Sessions Delivers Opening Remarks At Bernanke Hearing
“I am glad Chairman Conrad will be marking-up a budget in committee. But the mark-up will be a doomed exercise if your own majority leader decrees that the budget process will be shut down. Majority Leader Reid has effectively declared both a Senate Democrat budget – and the President’s budget – dead on arrival.”
“While we can’t predict the day a debt crisis will erupt – or what unknown event might set it off – we do know we are on a collision course…Yet Majority Leader Reid has closed the ship’s bridge and locked the wheel. He says the Democrat Senate will decline to offer a budget resolution for the third straight year. Not once has this occurred since the Congressional Budget Act was passed in 1974.”
WASHINGTON—U.S. Sen. Jeff Sessions (R-AL), Ranking Member of the Senate Budget Committee, delivered an opening statement today at a Committee hearing with Federal Reserve Chairman Ben Bernanke. In his remarks, Sessions addresses concerns about unsustainable government growth, declining wages, the threat of a debt crisis, and how the timeline theorized by some financial experts should be evaluated in light of their record prior to the last crisis.
Sessions’ remarks, as prepared, follow:
“Good morning, Chairman Bernanke, and thank you for joining us today. I am eager to hear your thoughts on our financial situation.
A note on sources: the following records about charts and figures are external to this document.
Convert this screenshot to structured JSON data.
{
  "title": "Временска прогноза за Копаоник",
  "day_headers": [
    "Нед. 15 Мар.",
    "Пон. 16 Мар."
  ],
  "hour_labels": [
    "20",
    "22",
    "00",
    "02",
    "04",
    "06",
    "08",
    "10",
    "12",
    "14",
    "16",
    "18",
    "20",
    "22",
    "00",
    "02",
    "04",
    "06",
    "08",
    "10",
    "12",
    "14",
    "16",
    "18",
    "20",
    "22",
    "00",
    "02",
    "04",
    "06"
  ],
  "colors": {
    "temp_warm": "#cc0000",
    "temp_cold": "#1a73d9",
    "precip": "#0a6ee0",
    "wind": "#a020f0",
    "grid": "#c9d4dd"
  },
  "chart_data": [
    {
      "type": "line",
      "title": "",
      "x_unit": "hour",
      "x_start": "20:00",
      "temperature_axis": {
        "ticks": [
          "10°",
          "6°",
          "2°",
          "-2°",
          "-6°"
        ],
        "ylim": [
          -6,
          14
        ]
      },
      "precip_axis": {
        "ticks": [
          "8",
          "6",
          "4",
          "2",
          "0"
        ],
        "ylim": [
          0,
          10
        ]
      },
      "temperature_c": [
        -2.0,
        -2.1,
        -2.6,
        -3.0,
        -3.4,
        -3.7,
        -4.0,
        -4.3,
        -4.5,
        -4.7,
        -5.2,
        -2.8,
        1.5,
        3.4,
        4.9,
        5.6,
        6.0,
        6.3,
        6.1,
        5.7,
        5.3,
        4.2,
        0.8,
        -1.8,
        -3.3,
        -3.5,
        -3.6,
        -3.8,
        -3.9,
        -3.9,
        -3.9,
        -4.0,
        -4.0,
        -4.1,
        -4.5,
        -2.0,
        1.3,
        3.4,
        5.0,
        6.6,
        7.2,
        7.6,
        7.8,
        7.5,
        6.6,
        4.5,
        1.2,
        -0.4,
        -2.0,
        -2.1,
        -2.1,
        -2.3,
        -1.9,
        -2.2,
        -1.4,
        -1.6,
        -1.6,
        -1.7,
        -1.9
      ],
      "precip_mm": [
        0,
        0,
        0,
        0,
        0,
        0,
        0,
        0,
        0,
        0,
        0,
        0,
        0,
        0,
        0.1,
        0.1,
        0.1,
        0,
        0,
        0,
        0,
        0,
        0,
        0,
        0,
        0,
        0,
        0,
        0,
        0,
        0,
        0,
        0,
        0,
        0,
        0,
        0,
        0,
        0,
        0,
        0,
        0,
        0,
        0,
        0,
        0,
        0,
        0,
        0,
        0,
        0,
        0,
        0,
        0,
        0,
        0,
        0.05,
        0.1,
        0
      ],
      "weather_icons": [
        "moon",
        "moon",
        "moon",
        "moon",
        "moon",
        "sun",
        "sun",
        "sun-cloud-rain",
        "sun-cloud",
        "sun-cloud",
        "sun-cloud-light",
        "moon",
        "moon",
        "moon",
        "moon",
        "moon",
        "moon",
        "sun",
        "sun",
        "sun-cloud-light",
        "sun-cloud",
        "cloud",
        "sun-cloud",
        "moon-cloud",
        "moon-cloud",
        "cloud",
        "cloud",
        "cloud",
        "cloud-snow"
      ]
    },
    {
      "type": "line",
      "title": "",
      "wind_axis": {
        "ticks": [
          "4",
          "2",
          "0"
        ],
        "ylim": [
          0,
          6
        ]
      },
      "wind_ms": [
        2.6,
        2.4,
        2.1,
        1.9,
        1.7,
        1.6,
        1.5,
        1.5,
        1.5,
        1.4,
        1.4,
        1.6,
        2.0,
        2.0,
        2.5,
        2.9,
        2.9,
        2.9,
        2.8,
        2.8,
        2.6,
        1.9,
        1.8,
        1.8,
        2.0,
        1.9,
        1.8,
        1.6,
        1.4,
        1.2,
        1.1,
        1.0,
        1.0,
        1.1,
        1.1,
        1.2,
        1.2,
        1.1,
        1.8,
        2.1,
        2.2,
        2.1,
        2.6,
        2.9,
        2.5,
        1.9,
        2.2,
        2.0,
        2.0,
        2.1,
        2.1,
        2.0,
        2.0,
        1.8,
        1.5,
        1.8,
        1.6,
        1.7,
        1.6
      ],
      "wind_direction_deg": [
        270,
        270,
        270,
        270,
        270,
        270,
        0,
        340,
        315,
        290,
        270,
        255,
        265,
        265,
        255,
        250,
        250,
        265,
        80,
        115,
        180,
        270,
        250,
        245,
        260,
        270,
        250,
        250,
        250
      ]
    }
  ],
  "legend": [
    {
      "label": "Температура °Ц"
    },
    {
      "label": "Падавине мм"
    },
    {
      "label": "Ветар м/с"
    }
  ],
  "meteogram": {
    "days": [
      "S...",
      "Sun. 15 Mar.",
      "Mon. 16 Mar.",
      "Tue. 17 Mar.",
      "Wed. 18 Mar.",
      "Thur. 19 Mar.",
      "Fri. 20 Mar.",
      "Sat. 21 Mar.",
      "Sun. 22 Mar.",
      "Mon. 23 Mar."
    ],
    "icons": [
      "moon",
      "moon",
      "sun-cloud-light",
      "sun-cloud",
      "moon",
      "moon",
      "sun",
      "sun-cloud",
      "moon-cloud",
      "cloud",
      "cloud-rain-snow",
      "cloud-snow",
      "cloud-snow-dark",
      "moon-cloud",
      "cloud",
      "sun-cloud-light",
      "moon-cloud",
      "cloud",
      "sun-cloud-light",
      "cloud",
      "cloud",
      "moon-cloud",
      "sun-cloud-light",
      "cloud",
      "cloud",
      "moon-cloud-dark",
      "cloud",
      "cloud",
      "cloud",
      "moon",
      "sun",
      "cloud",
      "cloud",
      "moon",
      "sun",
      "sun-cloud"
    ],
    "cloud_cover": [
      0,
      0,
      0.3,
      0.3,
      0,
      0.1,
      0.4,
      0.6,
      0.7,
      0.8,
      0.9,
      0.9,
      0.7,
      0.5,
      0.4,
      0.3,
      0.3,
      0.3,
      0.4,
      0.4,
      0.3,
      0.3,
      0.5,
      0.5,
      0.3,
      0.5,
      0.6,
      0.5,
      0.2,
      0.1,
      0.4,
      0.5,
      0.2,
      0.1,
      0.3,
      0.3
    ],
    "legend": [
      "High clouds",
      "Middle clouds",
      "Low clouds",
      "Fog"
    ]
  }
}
The Congressional Budget Office’s new outlook confirms that our deficit will top $1 trillion for the fourth straight year. And the deficits we face in the outyears, the next decade, are even more relentless and systemic.
In just three years, we have accumulated almost $5 trillion in new gross debt – during which time the total number of Americans working has decreased by 1.2 million. We have even fewer Americans working today than more than 11 years ago.
Federal spending, in real dollars, has increased 53 percent in ten years, while real wages for the average American have declined 7 percent.
The government is getting bigger and the middle class is getting smaller.
Yet some in Washington and Wall Street tell us we should delay needed reforms. So the problem I have, the concern I am wrestling with, is that even our financial experts are often very wrong as to the danger facing the American people and our economy.
For example, Secretary of the Treasury Geithner’s comments at Federal Reserve meetings in 2006 indicate that we cannot always be sure that those in positions of leadership see the problem clearly. As America verged on a massive housing meltdown Geithner, then President of the New York Federal Reserve, told his colleagues that “we just don’t see troubling signs yet of collateral damage, and we are not expecting much.” Two months later, he was announcing that “the fundamentals of the expansion going forward still look good.”
Janet Yellin, President of the San Francisco Reserve Bank was perhaps even more enthusiastic. When Chairman Greenspan left, she beamed: “It’s fitting for Chairman Greenspan to leave office with the economy in such solid shape. The situation you’re handing off to your successor is a lot like a tennis racquet with a gigantic sweet spot.”
In 2001, Chairman Greenspan testifying before this committee said that we were looking at more than a decade of surpluses and he wrestled with the question of what we would do after we have paid down our debt.
They were wrong. The minutes show you were also wrong during key periods.
Common sense tells us that more spending, more borrowing, and more debt make us weaker – not stronger. As the last financial crisis proves, the future is hard to predict. But while we can’t predict the day a debt crisis will erupt – or what unknown event might set it off – we do know we are on a collision course. The longer we wait to change that course, to develop a plan for a sensible financial future, the graver the danger becomes.
Yet Majority Leader Reid has closed the ship’s bridge and locked the wheel. He says the Democrat Senate will decline to offer a budget resolution for the third straight year. Not once has this occurred since the Congressional Budget Act was passed in 1974.
I am glad Chairman Conrad will be marking-up a budget in committee. But the mark-up will be a doomed exercise if your own majority leader decrees that the budget process will be shut down. Majority Leader Reid has effectively declared both a Senate Democrat budget – and the President’s budget – dead on arrival.
If they do not take on a different approach then the majority party is failing in the fundamental requirement of leadership. They have basically asked that their Senate leadership be taken away.
The President’s budget submission on Monday will also be a defining test. Either the President will rise to the occasion or he will again shirk his duties and accelerate our dangerous course. The choice is his.
I find it beyond imagining that the President, at this critical time in our nation’s economic life, will not lay out a serious budget plan for our future that will get us off this unsustainable debt path – a path to decline. But he did not even mention in his third State of the Union address the danger of our debt – what his Chairman of the Joint Chiefs, Admiral Mullen – called the greatest threat to our national security. Alice Rivlin, in Kiplingers magazine, was recently very critical of the President’s lack of leadership. Real change will not occur without the leadership of the President and he has not only not led, but has attacked those like the brilliant Congressman Paul Ryan, who has. We must hope the President’s official proposed budget will, at this late date, change our unsustainable debt course. Based on history, I am not optimistic.
Chairman Bernanke, we look forward to hearing your opinion on these matters today. Thank you.”